Here's a relevant bit from the article:
> More generally, we acknowledge that positions on ethics vary widely and our intention here is not to argue that computational theorists who accept these implications have an irreconcilable ethical dilemma; rather we suggest they have a philosophical duty to respond to it. They may do so in a range of ways, whether accepting the ethical implications directly or adopting/modifying ethical theories which do not give rise to the issue (e.g., by not relating ethics to the experiences of discrete conscious entities or by specifying unitary consciousness as necessary but not sufficient for moral value).
When you take large language models, their inner states at each step move from one emotional state to the next. This sequence of states could even be called "thoughts", and we even leverage it with "chain of thought" training/prompting where we explicitly encourage them, to not jump directly to the result but rather "think" about it a little more.

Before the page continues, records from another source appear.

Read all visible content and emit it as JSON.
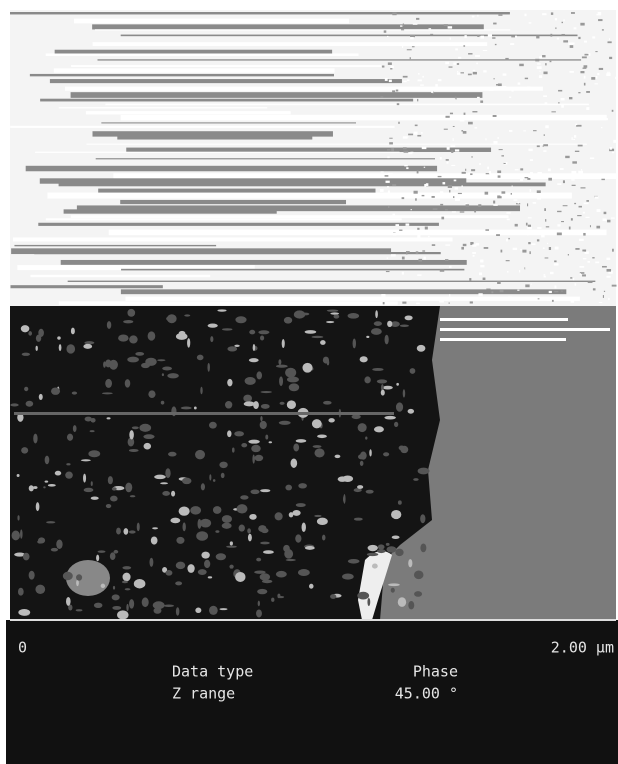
{
  "scale_bar": {
    "start": "0",
    "end": "2.00 µm"
  },
  "info": {
    "rows": [
      [
        "Data type",
        "Phase"
      ],
      [
        "Z range",
        "45.00 °"
      ]
    ]
  }
}
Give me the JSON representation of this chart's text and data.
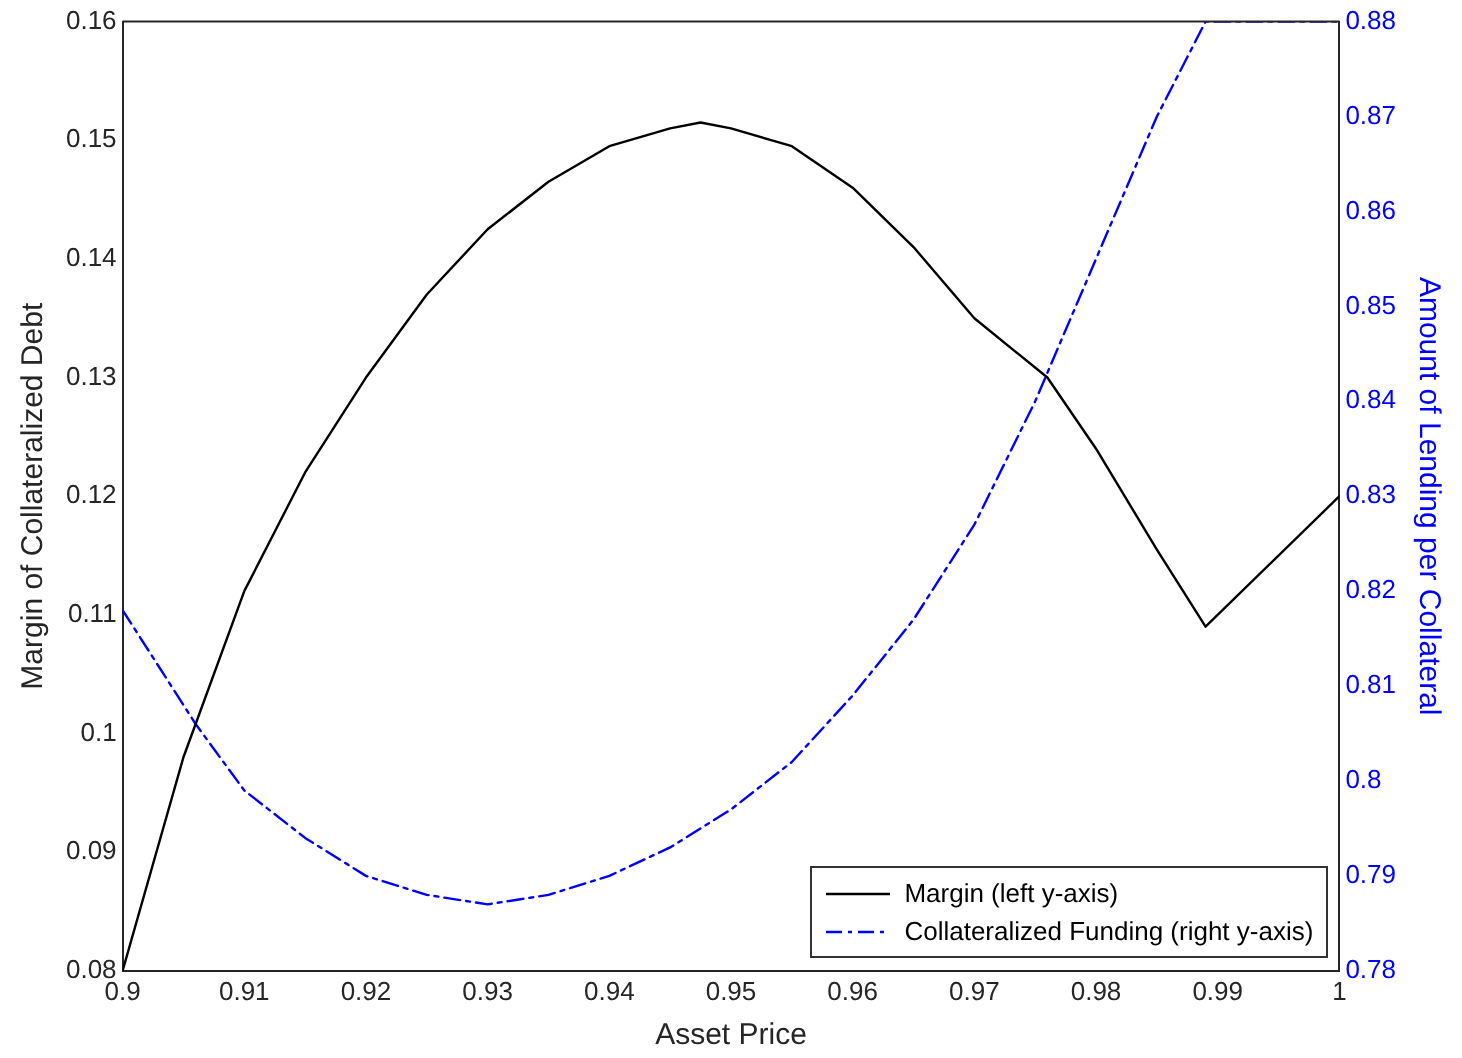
{
  "chart_data": {
    "type": "line",
    "xlabel": "Asset Price",
    "ylabel": "Margin of Collateralized Debt",
    "y2label": "Amount of Lending per Collateral",
    "xlim": [
      0.9,
      1
    ],
    "xticks": [
      0.9,
      0.91,
      0.92,
      0.93,
      0.94,
      0.95,
      0.96,
      0.97,
      0.98,
      0.99,
      1
    ],
    "ylim": [
      0.08,
      0.16
    ],
    "yticks": [
      0.08,
      0.09,
      0.1,
      0.11,
      0.12,
      0.13,
      0.14,
      0.15,
      0.16
    ],
    "y2lim": [
      0.78,
      0.88
    ],
    "y2ticks": [
      0.78,
      0.79,
      0.8,
      0.81,
      0.82,
      0.83,
      0.84,
      0.85,
      0.86,
      0.87,
      0.88
    ],
    "grid": false,
    "legend": "bottom right",
    "marker": "none",
    "series": [
      {
        "name": "Margin (left y-axis)",
        "color": "#000000",
        "line_style": "solid",
        "x": [
          0.9,
          0.905,
          0.91,
          0.915,
          0.92,
          0.925,
          0.93,
          0.935,
          0.94,
          0.945,
          0.9475,
          0.95,
          0.955,
          0.96,
          0.965,
          0.97,
          0.976,
          0.98,
          0.985,
          0.989,
          1
        ],
        "values": [
          0.08,
          0.098,
          0.112,
          0.122,
          0.13,
          0.137,
          0.1425,
          0.1465,
          0.1495,
          0.151,
          0.1515,
          0.151,
          0.1495,
          0.146,
          0.141,
          0.135,
          0.13,
          0.124,
          0.1155,
          0.109,
          0.12
        ]
      },
      {
        "name": "Collateralized Funding (right y-axis)",
        "color": "#0000ff",
        "line_style": "dashed",
        "axis": "y2",
        "x": [
          0.9,
          0.906,
          0.91,
          0.915,
          0.92,
          0.925,
          0.93,
          0.935,
          0.94,
          0.945,
          0.95,
          0.955,
          0.96,
          0.965,
          0.97,
          0.975,
          0.98,
          0.985,
          0.989,
          1
        ],
        "values": [
          0.818,
          0.806,
          0.799,
          0.794,
          0.79,
          0.788,
          0.787,
          0.788,
          0.79,
          0.793,
          0.797,
          0.802,
          0.809,
          0.817,
          0.827,
          0.84,
          0.855,
          0.87,
          0.88,
          0.88
        ]
      }
    ]
  }
}
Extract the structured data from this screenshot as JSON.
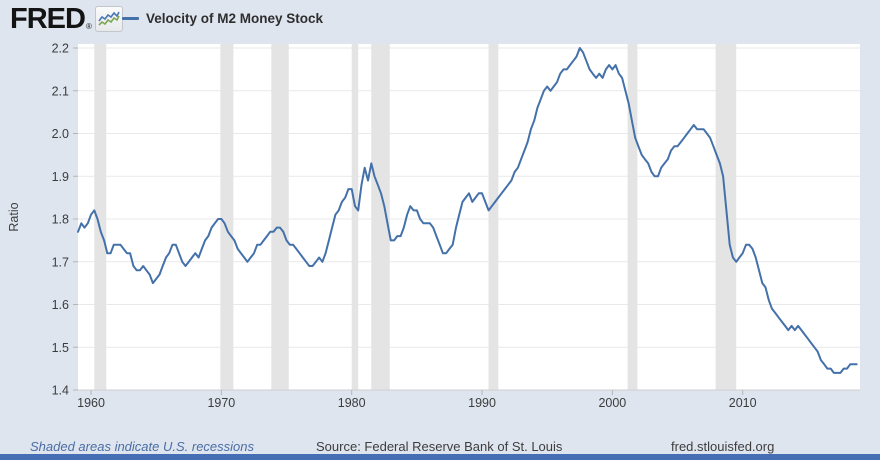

In fact one can even argue that neural network experience a purer form of feelings. They only care about predicting the next word/note, they weight-in their various sensations and memories they recall from similar context and generate the next note. But to generate the next note they have to internalize the state of mind where this note is likely. So when you ask them to generate sad music, their inner state can be mapped to a "sad" emotional state.
Current way of training large language models, don't let them enough freedom to experience anything other than the present. Emotionally is probably similar to something like a dog, or a baby that can go from sad to happy to sad in an instant.
This sequence of thought process is currently limited by a constant named the (time-)horizon which can be set to a higher value, or even be infinite like in recursive neural networks. And with higher horizon, they can exhibit some higher thought process like correcting themselves when they make a mistake.
One can also argue that this sequence of thoughts are just some simulated sequence of numbers but it's probably a Turing-complete process that can't be shortcut-ted, so how is it different from the real thing.
You just have to look at it in the plane where it exists to acknowledge its existence.